Seco”, foi a única coisa que Elian conseguiu pensar.

    Um pão seco e duro.

    Mesmo assim, alimentava — sendo grato por isso. Ainda mais considerando a situação do vilarejo.

    O clima matinal entrava sutilmente nas frestas do barraco. O ar frio fazia os pelos de seus braços levantarem. As paredes rudemente remendadas da estrutura vez ou outra rangiam, compartilhando de seu incômodo.

    Croco, enrolado em uma pilha de panos velhos, parecia não se importar — acostumado. O jovem de cabelos desgrenhados, tampouco.

    Os Pães? Croco havia engolido assim que abocanhou, o garoto não tinha ficado para trás, deglutindo com igual facilidade.

    Elian ficou impressionado. Mesmo machucado, não imaginaria competir com nenhum dos dois quando se tratava de comida.

    Ele ainda estava na metade.

    Desde a última troca de palavras, não se falaram. Não parecia necessário para nenhum dos dois. Havia espaço apenas para o desjejum.

    Croco olhava-o com o rabo abanando. Não por interesse nele, mas no que segurava.

    Logo, um pão cruzou o ar como um projétil — e desapareceu na boca do cão, que nem sequer mastigou.

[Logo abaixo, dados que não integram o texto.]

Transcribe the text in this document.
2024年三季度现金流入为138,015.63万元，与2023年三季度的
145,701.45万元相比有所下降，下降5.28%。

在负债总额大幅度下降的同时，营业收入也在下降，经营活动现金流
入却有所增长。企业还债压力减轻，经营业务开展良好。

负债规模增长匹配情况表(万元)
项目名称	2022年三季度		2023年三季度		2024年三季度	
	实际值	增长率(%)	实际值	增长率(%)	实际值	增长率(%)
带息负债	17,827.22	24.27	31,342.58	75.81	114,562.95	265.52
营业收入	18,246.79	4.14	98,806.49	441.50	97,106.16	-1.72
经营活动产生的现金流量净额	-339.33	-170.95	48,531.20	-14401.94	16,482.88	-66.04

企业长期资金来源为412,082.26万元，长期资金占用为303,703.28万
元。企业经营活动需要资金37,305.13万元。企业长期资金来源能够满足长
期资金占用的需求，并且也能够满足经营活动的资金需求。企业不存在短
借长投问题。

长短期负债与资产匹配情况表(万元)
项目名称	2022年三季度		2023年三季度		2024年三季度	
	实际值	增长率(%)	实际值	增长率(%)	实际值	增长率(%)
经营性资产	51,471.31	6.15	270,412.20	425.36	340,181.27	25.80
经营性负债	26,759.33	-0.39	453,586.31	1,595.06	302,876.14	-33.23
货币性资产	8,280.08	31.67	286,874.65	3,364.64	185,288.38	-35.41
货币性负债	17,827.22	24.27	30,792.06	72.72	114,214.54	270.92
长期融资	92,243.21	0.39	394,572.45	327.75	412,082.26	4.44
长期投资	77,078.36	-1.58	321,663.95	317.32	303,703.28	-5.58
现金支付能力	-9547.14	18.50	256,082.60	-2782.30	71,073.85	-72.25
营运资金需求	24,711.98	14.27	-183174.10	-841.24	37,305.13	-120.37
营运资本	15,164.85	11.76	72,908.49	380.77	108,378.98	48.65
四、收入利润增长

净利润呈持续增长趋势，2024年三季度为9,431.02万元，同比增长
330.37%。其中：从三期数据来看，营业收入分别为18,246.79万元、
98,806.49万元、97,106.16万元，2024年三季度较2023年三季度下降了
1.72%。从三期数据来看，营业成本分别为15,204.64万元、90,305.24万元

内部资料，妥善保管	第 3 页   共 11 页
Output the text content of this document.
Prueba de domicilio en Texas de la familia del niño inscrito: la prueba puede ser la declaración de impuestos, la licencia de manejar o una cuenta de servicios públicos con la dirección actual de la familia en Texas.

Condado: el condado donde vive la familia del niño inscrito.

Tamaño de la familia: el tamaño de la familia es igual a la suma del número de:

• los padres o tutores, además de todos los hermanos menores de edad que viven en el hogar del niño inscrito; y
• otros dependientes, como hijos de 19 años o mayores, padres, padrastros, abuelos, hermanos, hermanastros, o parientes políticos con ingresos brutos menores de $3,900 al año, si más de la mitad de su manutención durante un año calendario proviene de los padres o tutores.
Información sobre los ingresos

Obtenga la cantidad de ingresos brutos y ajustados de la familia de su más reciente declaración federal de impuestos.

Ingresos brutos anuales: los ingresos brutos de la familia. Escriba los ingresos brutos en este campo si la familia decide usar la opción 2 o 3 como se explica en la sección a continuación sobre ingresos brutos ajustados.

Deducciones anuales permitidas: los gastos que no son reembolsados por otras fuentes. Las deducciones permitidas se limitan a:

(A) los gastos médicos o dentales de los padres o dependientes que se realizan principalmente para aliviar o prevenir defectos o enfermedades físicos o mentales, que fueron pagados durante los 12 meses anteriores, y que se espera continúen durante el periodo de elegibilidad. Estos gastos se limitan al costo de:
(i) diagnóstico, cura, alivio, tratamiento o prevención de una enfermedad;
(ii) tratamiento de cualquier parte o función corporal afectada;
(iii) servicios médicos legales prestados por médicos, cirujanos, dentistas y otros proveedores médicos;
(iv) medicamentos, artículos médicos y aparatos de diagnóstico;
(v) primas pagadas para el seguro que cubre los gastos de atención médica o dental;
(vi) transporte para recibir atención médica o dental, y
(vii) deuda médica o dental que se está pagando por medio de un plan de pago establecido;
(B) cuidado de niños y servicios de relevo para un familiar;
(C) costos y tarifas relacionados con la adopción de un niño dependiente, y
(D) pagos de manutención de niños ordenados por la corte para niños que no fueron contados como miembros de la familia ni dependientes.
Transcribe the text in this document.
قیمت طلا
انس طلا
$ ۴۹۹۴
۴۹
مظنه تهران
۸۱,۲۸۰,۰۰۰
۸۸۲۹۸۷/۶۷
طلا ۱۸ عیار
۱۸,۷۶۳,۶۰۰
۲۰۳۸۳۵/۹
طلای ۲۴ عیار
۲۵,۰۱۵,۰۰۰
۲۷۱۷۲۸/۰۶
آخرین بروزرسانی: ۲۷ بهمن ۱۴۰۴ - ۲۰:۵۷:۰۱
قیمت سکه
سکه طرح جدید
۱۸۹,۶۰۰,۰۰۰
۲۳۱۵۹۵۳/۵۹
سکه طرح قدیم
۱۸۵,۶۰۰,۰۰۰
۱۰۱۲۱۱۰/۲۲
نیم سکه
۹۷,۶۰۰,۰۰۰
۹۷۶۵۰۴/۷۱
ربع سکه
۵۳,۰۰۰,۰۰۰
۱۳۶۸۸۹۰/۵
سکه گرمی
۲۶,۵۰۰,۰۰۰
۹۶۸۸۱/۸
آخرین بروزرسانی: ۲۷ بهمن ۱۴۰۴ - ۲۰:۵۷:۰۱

    — Vai deixar Croco mal acostumado. — disse o jovem do outro lado do cômodo. — Um pão por dia é suficiente.

    Assim que terminou de comer, foi até a entrada. Estava sentado, amolando uma faca.

    O barulho do metal passando na pedra atrapalhava a melodia dos pássaros que estavam do lado de fora.

    E então, parou. 

    Os raios de sol entravam pela cortina que improvisava uma porta, iluminando suas feições.

    Seus olhos, duros, perderam a inocência de um simples garoto, contrastando com o rosto juvenil. A luz revelava a cor: âmbar. Lhe davam uma aparência sábia além da idade.

    — O que foi? — Enquanto falava, deixava a faca e a pedra no chão.

    Elian não respondeu.

    Coçou os cabelos, desconcertado.

    — Olha… não é como se eu não quisesse dar mais pão pra ele ou algo assim. Só que o alimento de cada dia é difícil de conseguir.

    — Não é isso. — Elian rapidamente negou. — É apenas eu que não consigo entender.

    Silêncio.

    — Por que me ajudou? — Continuou.

    Confusão estampava o rosto dele.

    Para ele as pessoas eram esquisitas. Sua avó sempre o alertava sobre elas.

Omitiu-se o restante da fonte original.